Enhancing hydrolysis resistance and thermal conductivity of aluminum nitride/polysiloxane composites via block copolymer-modification

The preparation of thermally conductive silicone rubber composites incorporating aluminum nitride (AlN) as fillers has attracted considerable attention. However, the high susceptibility of AlN to hydrolysis and its limited compatibility with the silicone rubber matrix present significant challenges that hinder the enhancement of the composite's thermal conductivity. In this work, AlN was modified through surface functionalization via grafting with divinylbenzene-acryloyl chloride block copolymer (PDVB-b-PACl), followed by compounding with poly(methylhydrosiloxane) (PMHS) to fabricate thermally conductive AlN@PDVB-b-PACl/PMHS composites.

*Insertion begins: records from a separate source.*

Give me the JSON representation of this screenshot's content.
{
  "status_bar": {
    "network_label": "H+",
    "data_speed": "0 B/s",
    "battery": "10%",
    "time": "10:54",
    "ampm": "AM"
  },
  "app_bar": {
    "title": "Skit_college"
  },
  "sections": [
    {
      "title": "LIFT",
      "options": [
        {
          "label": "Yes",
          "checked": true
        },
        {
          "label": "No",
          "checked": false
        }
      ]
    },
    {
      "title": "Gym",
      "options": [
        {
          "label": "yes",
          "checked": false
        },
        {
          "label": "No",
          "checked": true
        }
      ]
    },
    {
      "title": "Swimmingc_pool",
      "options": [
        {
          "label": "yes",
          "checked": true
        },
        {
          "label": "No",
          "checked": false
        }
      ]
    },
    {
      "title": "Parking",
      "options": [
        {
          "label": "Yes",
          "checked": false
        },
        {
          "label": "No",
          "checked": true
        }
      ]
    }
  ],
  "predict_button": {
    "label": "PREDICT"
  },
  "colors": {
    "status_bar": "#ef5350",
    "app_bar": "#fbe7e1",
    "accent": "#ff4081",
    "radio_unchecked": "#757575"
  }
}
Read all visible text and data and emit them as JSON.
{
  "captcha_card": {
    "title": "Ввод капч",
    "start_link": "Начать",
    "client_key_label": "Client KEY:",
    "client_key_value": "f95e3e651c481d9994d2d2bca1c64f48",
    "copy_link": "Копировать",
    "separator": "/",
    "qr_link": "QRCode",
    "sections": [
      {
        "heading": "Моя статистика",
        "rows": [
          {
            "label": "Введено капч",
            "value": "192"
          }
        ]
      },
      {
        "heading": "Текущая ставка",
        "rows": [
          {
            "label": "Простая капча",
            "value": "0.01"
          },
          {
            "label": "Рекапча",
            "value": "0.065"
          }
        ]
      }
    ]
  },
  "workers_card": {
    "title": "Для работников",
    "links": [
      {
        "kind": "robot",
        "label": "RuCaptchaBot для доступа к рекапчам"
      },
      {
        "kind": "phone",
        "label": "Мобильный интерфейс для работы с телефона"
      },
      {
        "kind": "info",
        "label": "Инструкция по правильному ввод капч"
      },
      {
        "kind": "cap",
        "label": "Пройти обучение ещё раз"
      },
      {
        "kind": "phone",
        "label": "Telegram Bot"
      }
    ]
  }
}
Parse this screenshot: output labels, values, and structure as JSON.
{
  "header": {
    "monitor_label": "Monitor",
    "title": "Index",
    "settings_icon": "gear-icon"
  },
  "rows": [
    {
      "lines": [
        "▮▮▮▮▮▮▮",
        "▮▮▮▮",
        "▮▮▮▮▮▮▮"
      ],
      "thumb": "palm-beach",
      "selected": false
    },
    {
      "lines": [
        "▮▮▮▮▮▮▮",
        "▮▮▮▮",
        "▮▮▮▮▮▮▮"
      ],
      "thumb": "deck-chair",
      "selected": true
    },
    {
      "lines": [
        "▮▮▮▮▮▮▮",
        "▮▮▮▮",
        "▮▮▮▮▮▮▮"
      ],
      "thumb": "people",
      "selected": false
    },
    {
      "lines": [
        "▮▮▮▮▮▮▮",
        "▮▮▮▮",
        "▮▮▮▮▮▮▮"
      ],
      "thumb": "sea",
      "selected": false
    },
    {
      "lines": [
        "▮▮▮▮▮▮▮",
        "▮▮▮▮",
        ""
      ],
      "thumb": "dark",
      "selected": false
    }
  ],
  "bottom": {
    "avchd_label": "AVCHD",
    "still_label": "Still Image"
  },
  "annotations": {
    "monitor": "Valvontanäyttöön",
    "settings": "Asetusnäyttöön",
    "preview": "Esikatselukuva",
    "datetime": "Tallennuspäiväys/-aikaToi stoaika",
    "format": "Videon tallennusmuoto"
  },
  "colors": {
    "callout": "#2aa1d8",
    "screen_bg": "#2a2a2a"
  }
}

The modification significantly improved the hydrophobicity of AlN@PDVB-b-PACl, as demonstrated by a contact angle of 134.1°compared to 26.4° for unmodified AlN. When the molecular weight of PDVB-b-PACl is 5000 g/mol, the grafting amount is 0.8 wt%, and the loading of AlN@PDVB-b-PACl is 85 wt%, the AlN@PDVB-b-PACl/PMHS composite exhibited an optimal thermal conductivity of 1.82 W/(m·K), an 810 % improvement over that of PMHS (0.20 W/(m·K)), and outperformed AlN/PMHS composites (1.58 W/(m·K)) with the same AlN loading. Additionally, the tensile strength of the composite was 0.58 MPa, approximately 2.4 times greater than that of PMHS (0.24 MPa).